As an emerging filmmaker, who are your influences (filmmakers, artists, writers, or friends)?
When I was in the eighth grade, I read One Hundred Years of Solitude, and the mastery with which Gabriel Garcia Marquez delved into the conflicted soul of Colombia revealed to me that the outlet of my painful childhood was to be a storyteller. Although it was literature that drove my decision, I found film to be the medium that attracted me the most, as I came to believe that a great movie can change the people who watch it, and, in that way, it can change the world. I was fascinated by Stanley Kubrick, David Fincher, and Alejandro González Iñarritu, as each of them challenged conventional morality through complex characters, never shied away from holding a mirror back at society, and did it in a deeply entertaining way. The beauty with which Sebastião Salgado photographed tragedy, the dark, unsettling humor of Kenzaburō Ōe’s Japanese novels, and Orwell’s dystopian metaphors of society, all deeply influenced my love for images, stories, and ultimately carved me into an artist with a bittersweet taste of being human.
What was the first film you saw that made you want to be a filmmaker and why?
It was literature that made me decide to be a filmmaker, but the first film that really made me fall in love with movies was A Clockwork Orange. I watched it when I was way too young, like when I was 9, and it revealed to me the shocking, colorful, musical, and violent world of adults in a way that I had never seen before. Everything that I was taught about morality was flipped on its head, mixed and churned out through Beethoven’s music, making it no longer a battle of good versus evil, but a bittersweet exploration of the human soul. It was films like these that expanded my limited view of the world and made me want to become a filmmaker, but most importantly, that allowed me to persevere through a notoriously difficult industry.
Are you working on another feature film? What is it about?

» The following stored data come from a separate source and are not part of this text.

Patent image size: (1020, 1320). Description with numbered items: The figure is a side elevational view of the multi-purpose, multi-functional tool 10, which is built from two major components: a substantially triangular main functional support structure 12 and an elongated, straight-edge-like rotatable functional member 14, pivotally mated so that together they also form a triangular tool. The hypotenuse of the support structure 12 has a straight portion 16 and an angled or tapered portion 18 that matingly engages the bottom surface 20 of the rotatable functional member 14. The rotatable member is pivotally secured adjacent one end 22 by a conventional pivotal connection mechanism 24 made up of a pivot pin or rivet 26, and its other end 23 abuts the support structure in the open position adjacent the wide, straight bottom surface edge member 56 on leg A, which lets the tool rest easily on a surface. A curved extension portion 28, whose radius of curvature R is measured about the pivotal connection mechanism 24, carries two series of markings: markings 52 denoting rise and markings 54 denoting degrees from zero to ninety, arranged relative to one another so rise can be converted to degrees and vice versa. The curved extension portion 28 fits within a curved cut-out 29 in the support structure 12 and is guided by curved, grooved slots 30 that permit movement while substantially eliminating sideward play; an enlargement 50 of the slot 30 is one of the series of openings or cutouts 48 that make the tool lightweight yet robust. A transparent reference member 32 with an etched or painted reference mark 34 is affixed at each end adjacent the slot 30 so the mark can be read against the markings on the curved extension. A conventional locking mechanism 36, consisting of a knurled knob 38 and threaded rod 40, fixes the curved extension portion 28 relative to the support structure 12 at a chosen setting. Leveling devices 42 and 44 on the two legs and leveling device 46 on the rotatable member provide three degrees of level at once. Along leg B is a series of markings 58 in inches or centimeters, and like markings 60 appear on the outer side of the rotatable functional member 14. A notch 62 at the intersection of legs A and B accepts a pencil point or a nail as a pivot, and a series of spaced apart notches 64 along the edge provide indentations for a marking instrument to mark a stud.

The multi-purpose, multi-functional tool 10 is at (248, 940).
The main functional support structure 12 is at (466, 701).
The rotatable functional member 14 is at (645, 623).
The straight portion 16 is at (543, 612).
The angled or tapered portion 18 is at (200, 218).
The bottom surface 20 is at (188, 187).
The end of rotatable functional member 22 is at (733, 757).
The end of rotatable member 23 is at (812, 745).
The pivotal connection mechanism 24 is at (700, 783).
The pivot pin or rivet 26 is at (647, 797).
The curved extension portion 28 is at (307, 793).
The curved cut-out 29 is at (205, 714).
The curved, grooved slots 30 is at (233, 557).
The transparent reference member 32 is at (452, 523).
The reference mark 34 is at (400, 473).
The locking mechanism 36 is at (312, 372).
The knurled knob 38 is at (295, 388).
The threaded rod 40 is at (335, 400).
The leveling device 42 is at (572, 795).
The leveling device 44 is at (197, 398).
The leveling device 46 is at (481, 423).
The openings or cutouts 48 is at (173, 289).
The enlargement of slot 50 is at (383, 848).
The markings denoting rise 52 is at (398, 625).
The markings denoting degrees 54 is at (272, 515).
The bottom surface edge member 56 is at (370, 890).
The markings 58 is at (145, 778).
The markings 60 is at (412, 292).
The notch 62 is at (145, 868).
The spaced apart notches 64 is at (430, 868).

I am in the process of developing multiple feature projects, but the most promising one is the feature film version of Not My Name. It is an expansion of the world of the short, developing what happens to the family when they actually face the armed insurgents, how Alvaro deals with the loss of his grandfather alongside the loss of his innocence, and how the internalized violence and fear he experiences not only changes him but his entire family. The feature film ultimately takes us to explore how violence makes people migrate, shining a light on the tumultuous moment that we’re living through now. For this project, we have had the support of the Film Independent Producing and Screenwriting Labs and of the PGA Create Lab, giving the project important momentum that we are working to translate into the right partners for making the film next year.